The interview between Clara and Kirsty from Dorset in the UK appears in the latest edition of Ikea Live, a magazine distributed to the company's customers in Europe enrolled in the company's Ikea Family customer loyalty programme.
But when an online version of the magazine was published on the company's Russian website, there was no sign of Clara or Kirsty or their story.
The reason? Russia's law banning "gay propaganda", Ikea spokeswoman Ylva Magnusson confirmed.
"That's the reason why Russia has another article," she told the Aftonbladet newspaper.
"We have two guiding principles in the communication we distribute from Ikea. The first is home interior design. The second is following the law."
She explained the decision was taken jointly by staff in Russia and Sweden in an attempt to "remain neutral".
"We think that our operations in Russia can, in the long run, have a positive effect on society," she added.
But the move was characterized as "cowardly" by gay rights activists in Sweden.
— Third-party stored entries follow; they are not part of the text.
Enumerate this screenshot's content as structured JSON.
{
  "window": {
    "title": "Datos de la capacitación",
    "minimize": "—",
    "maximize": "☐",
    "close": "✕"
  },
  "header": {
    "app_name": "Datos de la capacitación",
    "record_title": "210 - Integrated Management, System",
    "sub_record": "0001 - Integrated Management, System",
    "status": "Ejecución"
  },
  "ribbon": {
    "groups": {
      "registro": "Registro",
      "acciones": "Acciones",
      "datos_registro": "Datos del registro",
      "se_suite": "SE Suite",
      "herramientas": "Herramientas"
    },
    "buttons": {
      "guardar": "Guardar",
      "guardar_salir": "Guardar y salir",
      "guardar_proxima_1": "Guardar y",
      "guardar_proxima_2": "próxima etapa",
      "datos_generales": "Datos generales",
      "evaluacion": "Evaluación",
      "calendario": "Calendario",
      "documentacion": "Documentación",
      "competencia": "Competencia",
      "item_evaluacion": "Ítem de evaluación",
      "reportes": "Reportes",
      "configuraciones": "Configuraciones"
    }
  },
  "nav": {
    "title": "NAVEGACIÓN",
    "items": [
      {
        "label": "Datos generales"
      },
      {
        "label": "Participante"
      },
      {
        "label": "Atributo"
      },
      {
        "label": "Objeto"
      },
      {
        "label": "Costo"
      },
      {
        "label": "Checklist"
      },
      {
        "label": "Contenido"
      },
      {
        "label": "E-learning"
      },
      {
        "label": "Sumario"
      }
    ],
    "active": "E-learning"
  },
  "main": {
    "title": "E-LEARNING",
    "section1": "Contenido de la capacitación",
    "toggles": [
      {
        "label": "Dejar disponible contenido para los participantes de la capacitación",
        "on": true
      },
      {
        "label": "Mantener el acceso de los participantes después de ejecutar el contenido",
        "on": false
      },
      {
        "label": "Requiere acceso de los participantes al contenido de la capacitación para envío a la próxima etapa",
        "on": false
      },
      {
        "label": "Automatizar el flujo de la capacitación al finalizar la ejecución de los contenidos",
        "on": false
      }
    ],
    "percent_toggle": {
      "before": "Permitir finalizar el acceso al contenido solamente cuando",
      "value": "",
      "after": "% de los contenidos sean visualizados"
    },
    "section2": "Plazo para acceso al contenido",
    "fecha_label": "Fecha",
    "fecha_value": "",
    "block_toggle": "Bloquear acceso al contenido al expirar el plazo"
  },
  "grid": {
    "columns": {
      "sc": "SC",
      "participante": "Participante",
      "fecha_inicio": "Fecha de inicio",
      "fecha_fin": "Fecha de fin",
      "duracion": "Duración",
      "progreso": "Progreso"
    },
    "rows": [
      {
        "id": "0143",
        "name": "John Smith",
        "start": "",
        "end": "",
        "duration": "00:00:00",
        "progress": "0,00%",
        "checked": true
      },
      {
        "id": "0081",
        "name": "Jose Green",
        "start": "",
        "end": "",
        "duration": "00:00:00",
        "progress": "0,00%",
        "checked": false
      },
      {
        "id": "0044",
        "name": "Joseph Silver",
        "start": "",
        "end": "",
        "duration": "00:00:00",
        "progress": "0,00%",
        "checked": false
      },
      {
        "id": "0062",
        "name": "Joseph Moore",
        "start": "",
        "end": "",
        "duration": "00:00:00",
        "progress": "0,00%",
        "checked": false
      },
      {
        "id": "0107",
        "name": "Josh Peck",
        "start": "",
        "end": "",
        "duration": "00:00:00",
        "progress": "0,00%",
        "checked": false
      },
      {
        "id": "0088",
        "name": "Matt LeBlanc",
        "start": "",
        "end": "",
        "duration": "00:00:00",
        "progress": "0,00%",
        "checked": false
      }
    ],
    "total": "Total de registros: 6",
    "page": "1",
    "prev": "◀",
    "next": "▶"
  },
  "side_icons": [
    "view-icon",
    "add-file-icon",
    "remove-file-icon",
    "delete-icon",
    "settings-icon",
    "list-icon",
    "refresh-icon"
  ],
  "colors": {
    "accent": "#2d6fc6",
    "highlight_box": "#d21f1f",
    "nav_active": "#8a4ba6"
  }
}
"I find it disappointing that Ikea has simply laid down flat," Ulrika Westerlund, chair of the Swedish Federation for Lesbian, Gay, Bisexual and Transgender Rights (RFSL), told The Local.
Back in June, Russian President Vladimir Putin signed into law a bill banning "propaganda of non-traditional sexual relations to minors".
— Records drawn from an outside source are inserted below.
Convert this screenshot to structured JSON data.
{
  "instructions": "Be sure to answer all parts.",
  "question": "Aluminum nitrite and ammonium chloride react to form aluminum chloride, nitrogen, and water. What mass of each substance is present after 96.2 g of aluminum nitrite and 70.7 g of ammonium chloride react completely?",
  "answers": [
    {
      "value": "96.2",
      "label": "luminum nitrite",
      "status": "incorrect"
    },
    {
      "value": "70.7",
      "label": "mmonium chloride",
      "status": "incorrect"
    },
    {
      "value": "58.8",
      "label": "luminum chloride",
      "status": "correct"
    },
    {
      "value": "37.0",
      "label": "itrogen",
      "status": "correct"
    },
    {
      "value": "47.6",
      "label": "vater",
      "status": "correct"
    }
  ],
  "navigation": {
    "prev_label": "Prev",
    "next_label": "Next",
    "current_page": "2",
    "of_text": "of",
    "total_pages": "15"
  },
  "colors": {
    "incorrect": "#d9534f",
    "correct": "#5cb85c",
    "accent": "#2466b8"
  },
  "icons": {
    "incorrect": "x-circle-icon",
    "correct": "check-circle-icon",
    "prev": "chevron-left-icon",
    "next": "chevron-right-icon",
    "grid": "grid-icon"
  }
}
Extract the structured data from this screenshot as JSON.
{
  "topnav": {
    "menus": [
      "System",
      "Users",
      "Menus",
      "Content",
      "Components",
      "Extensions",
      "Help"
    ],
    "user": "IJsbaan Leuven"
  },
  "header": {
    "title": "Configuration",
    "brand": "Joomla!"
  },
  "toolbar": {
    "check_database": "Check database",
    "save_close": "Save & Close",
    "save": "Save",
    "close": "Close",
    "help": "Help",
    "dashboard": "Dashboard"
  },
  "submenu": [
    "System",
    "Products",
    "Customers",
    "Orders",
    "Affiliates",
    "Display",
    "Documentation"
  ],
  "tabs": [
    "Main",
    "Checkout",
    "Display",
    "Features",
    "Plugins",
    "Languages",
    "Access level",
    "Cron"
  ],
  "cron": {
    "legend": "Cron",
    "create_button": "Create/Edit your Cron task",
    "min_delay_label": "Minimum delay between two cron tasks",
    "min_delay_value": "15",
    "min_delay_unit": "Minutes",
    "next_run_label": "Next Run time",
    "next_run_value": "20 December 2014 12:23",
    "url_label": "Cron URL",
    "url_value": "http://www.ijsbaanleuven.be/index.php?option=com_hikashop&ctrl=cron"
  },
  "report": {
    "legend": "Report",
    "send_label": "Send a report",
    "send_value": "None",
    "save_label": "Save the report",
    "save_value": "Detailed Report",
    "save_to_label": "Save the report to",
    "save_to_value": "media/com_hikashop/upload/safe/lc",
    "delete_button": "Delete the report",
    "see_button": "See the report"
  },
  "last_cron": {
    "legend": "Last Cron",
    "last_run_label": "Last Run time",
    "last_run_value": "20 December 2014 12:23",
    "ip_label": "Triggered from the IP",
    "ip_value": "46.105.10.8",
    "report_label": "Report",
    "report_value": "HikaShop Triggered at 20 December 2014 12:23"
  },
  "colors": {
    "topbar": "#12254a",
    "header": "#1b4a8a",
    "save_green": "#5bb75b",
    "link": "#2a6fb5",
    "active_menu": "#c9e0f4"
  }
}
Critics of the law have argued that its vague wording in effect outlaws any form of expression of LGBT rights, including Pride parades, holding hands or kissing in public.
Westerlund explained that Ikea "missed an opportunity" to put the law to the test and position itself as a leader in corporate social responsibility when it comes to gay rights.
"No one is really sure what 'propaganda' is and if Ikea had left the article in, that could have served as a test case," she said.
The new law has cast a shadow over the upcoming Winter Olympics in Sochi with some international gay rights groups calling for a boycott. This call has however been rejected by some Russian LGBT activists who argue that it is counter-productive.
Swedish high-jumper Emma Green Tregaro caused a storm of controversy recently when she painted her nails in rainbow colours at the World Athletics Championships in a "silent protest" against the Russian law.
Westerlund also didn't buy Ikea's argument that the company could serve as a force for good in Russia by simply maintaining operations there.
"What difference does it make if they don't stand up for their values when it counts?" she added.
Last year, Ikea came in for criticism for airbrushing women out of the version of its catalogue published in Saudi Arabia.